Page MenuHomePhabricator

Reconsider normalizeFulltextScores implementation
Closed, ResolvedPublic

Description

There's a discrepancy in the scores of fulltext matches vs depicts matches, and that discrepancy grows along with the number of search terms.
After gathering data of hundreds of searches, we found that *on average*, scores of fulltext matches would grow ±1.25 when there's more than 1 word.
Statements are always just singular so they're not affected in a similar way.
We ended up normalizing such increased fulltext scores back down by a factor of 1.25 to bring them to a similar baseline as statement matches.

That said, the above logic is very complex (and requires multiple hacks to even pull it off on the elastic version & config we're running) and we're not sure how valuable it is:

  • the 1.25 average probably no longer holds up after we've made a bunch of other changes (e.g. new boost & score calcs based on logistic regressions)
  • 1.25 was an average of a massive set of differences, to the point where we're not even sure it even makes any difference (good or bad) for the majority of searches

Now that we have some metrics, we can figure out whether the above implementation continues to make a difference.

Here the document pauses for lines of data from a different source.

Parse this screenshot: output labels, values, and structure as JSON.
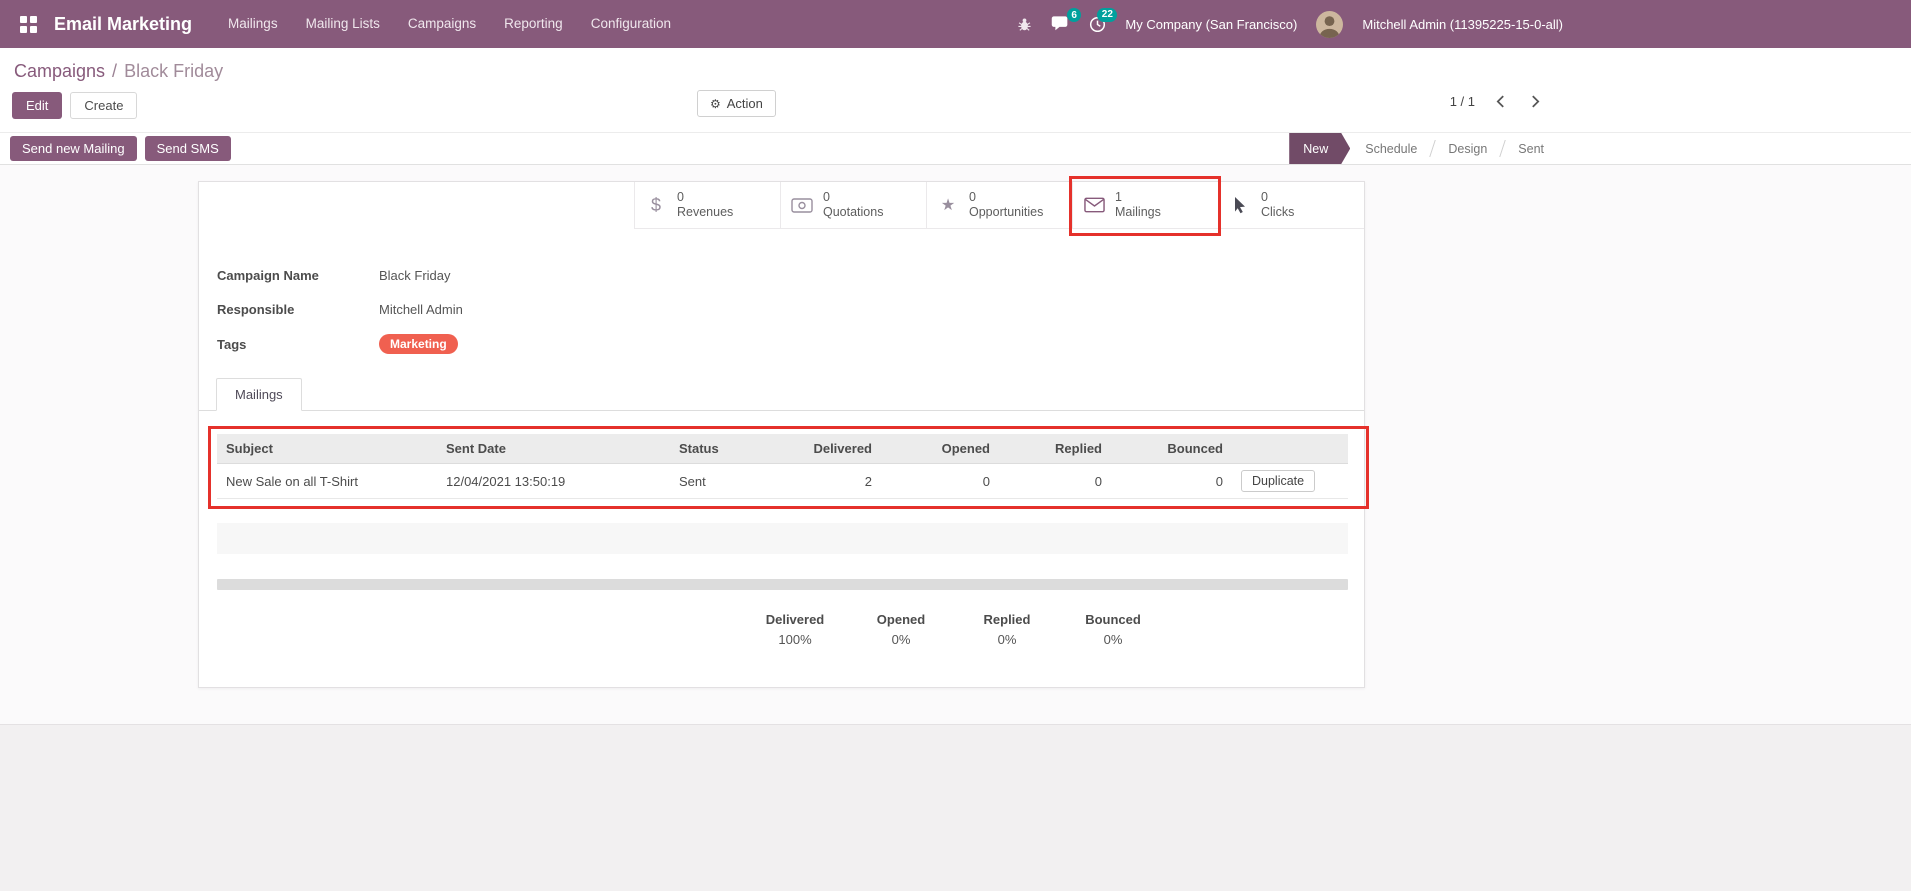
{
  "colors": {
    "primary": "#875A7B",
    "stage_active": "#714B67",
    "badge_teal": "#00A09D",
    "tag_orange": "#F06050",
    "link": "#7C7BAD",
    "annotation_red": "#E5312B"
  },
  "icons": {
    "apps": "grid",
    "debug": "bug",
    "messages": "chat-bubble",
    "activities": "clock",
    "action_gear": "⚙",
    "revenues_glyph": "$",
    "quotations": "money-card",
    "opportunities_glyph": "★",
    "mailings": "envelope",
    "clicks": "mouse-pointer"
  },
  "navbar": {
    "app_name": "Email Marketing",
    "menus": [
      "Mailings",
      "Mailing Lists",
      "Campaigns",
      "Reporting",
      "Configuration"
    ],
    "messages_badge": "6",
    "activities_badge": "22",
    "company": "My Company (San Francisco)",
    "user": "Mitchell Admin (11395225-15-0-all)"
  },
  "breadcrumb": {
    "parent": "Campaigns",
    "separator": "/",
    "current": "Black Friday"
  },
  "control_panel": {
    "edit": "Edit",
    "create": "Create",
    "action": "Action",
    "pager": "1 / 1"
  },
  "statusbar": {
    "send_new_mailing": "Send new Mailing",
    "send_sms": "Send SMS",
    "stages": [
      {
        "label": "New",
        "active": true
      },
      {
        "label": "Schedule",
        "active": false
      },
      {
        "label": "Design",
        "active": false
      },
      {
        "label": "Sent",
        "active": false
      }
    ]
  },
  "stats": [
    {
      "value": "0",
      "label": "Revenues"
    },
    {
      "value": "0",
      "label": "Quotations"
    },
    {
      "value": "0",
      "label": "Opportunities"
    },
    {
      "value": "1",
      "label": "Mailings"
    },
    {
      "value": "0",
      "label": "Clicks"
    }
  ],
  "form": {
    "campaign_name_label": "Campaign Name",
    "campaign_name": "Black Friday",
    "responsible_label": "Responsible",
    "responsible": "Mitchell Admin",
    "tags_label": "Tags",
    "tag": "Marketing"
  },
  "notebook": {
    "tab": "Mailings"
  },
  "table": {
    "headers": [
      "Subject",
      "Sent Date",
      "Status",
      "Delivered",
      "Opened",
      "Replied",
      "Bounced",
      ""
    ],
    "rows": [
      {
        "subject": "New Sale on all T-Shirt",
        "sent_date": "12/04/2021 13:50:19",
        "status": "Sent",
        "delivered": "2",
        "opened": "0",
        "replied": "0",
        "bounced": "0",
        "action": "Duplicate"
      }
    ]
  },
  "kpis": [
    {
      "label": "Delivered",
      "value": "100%"
    },
    {
      "label": "Opened",
      "value": "0%"
    },
    {
      "label": "Replied",
      "value": "0%"
    },
    {
      "label": "Bounced",
      "value": "0%"
    }
  ]
}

  • If not: we can simply get rid of the normalizeFulltextScores pathway altogether
  • If it does (positive or negative), we can gather a larger sample based on current media search scoring, and refine the implementation.

Steps:

  • Gather baseline metrics (with no changes to how mediasearch documents are scored) for a couple of weeks
  • Disable normalizeFulltextScores
  • Gather metrics for another week or so
  • If no noticeable change: remove normalizeFulltextScores code
  • If noticeable change: create new ticket to investigate improving normalizeFulltextScores implementation

Event Timeline

Change 742466 had a related patch set uploaded (by Matthias Mullie; author: Matthias Mullie):

[mediawiki/extensions/WikibaseMediaInfo@master] Disable FT score normalization

https://gerrit.wikimedia.org/r/742466

Change 742466 merged by jenkins-bot:

[mediawiki/extensions/WikibaseMediaInfo@master] Disable FT score normalization

https://gerrit.wikimedia.org/r/742466

Moving to blocked.
This is supposed to hit prod on Dec 15 & we'll need at least about a week's worth of data to see whether this affected any metrics at all.

It seems that metrics have gone bananas (probably related to T297400) so this will remain stalled until they're stable again.

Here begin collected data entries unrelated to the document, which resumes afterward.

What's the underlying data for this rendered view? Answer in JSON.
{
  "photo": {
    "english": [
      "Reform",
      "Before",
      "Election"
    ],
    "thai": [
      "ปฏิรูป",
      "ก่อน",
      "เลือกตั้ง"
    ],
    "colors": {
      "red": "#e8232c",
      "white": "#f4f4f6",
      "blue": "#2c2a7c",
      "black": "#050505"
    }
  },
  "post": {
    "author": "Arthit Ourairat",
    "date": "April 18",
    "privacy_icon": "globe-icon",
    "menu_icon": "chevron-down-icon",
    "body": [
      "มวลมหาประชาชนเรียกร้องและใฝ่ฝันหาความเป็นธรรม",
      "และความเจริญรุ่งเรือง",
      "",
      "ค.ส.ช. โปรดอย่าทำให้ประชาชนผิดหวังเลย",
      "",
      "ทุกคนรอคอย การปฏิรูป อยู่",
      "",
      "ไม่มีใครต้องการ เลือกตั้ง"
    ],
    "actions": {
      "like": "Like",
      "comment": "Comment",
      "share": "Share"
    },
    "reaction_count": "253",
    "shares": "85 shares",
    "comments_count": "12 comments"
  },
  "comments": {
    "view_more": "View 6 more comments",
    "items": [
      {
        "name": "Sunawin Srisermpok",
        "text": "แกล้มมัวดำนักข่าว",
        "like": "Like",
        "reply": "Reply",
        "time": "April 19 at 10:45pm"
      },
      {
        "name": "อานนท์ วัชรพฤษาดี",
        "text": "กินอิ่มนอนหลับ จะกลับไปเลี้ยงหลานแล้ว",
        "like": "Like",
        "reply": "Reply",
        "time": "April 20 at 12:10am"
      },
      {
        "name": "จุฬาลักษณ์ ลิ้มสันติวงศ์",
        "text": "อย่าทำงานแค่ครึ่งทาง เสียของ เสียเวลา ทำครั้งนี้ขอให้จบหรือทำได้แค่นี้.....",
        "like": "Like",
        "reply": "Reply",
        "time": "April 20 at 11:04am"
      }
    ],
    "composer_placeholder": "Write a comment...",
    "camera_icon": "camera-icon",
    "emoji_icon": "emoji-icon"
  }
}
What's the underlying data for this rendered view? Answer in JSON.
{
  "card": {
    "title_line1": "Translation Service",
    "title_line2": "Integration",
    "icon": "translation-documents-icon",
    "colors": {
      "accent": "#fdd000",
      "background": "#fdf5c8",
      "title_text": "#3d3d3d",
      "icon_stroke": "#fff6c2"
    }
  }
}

Change 759240 had a related patch set uploaded (by Matthias Mullie; author: Matthias Mullie):

[operations/mediawiki-config@master] [WikibaseMediaInfo] Stop normalizing full text scores

https://gerrit.wikimedia.org/r/759240

Change 759451 had a related patch set uploaded (by Matthias Mullie; author: Matthias Mullie):

[mediawiki/extensions/WikibaseMediaInfo@master] Remove fulltext score normalization

https://gerrit.wikimedia.org/r/759451

This was accidentally re-enabled while making another change. I'll disabled it again & will monitor metrics in the next couple of days, but a test run against our existing labeled data predicts it will have no noticeable effect. Patch for full removal also in CR.

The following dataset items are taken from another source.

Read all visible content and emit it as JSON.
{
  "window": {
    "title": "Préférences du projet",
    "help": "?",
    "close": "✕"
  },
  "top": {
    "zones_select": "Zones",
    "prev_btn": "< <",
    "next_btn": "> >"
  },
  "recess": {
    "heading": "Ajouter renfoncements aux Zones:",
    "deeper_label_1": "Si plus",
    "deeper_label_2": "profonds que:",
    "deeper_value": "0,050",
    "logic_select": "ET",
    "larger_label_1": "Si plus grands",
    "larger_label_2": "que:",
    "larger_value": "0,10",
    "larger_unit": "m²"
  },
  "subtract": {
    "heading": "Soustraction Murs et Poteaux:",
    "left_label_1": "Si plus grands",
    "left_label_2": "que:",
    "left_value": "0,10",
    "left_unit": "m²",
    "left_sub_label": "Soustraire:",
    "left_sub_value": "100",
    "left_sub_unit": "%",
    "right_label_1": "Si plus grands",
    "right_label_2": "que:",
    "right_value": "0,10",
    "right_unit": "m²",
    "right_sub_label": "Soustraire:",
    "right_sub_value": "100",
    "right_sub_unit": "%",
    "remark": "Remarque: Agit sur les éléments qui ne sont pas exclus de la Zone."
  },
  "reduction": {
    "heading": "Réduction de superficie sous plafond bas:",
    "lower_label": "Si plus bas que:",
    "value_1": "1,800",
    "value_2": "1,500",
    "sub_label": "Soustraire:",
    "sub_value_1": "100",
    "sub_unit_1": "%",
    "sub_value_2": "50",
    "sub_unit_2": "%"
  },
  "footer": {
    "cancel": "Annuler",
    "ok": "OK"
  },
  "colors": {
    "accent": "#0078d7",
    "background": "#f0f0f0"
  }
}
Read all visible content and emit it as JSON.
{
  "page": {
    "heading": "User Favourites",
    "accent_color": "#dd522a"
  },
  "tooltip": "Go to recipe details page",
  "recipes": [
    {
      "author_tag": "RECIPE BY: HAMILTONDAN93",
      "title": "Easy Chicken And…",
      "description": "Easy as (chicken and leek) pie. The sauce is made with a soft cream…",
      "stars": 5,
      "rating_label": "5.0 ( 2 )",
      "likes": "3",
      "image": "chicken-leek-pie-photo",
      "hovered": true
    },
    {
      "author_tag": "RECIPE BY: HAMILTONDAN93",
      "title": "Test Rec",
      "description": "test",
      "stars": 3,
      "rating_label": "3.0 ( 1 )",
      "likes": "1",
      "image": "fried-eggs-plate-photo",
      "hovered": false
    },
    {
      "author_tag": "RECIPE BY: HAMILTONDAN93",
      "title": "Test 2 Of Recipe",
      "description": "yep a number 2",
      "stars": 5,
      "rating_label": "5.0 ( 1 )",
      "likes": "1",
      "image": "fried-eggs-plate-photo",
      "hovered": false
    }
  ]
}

Change 759240 merged by jenkins-bot:

[operations/mediawiki-config@master] [WikibaseMediaInfo] Stop normalizing full text scores

https://gerrit.wikimedia.org/r/759240

Mentioned in SAL (#wikimedia-operations) [2022-02-03T12:09:53Z] <mlitn@deploy1002> Synchronized wmf-config/InitialiseSettings.php: Config: [[gerrit:759240|[WikibaseMediaInfo] Stop normalizing full text scores (T296631)]] (duration: 00m 52s)

Disabling looks to have had no measurable effect. This code is safe to delete.

Change 759451 merged by jenkins-bot:

[mediawiki/extensions/WikibaseMediaInfo@master] Remove fulltext score normalization

https://gerrit.wikimedia.org/r/759451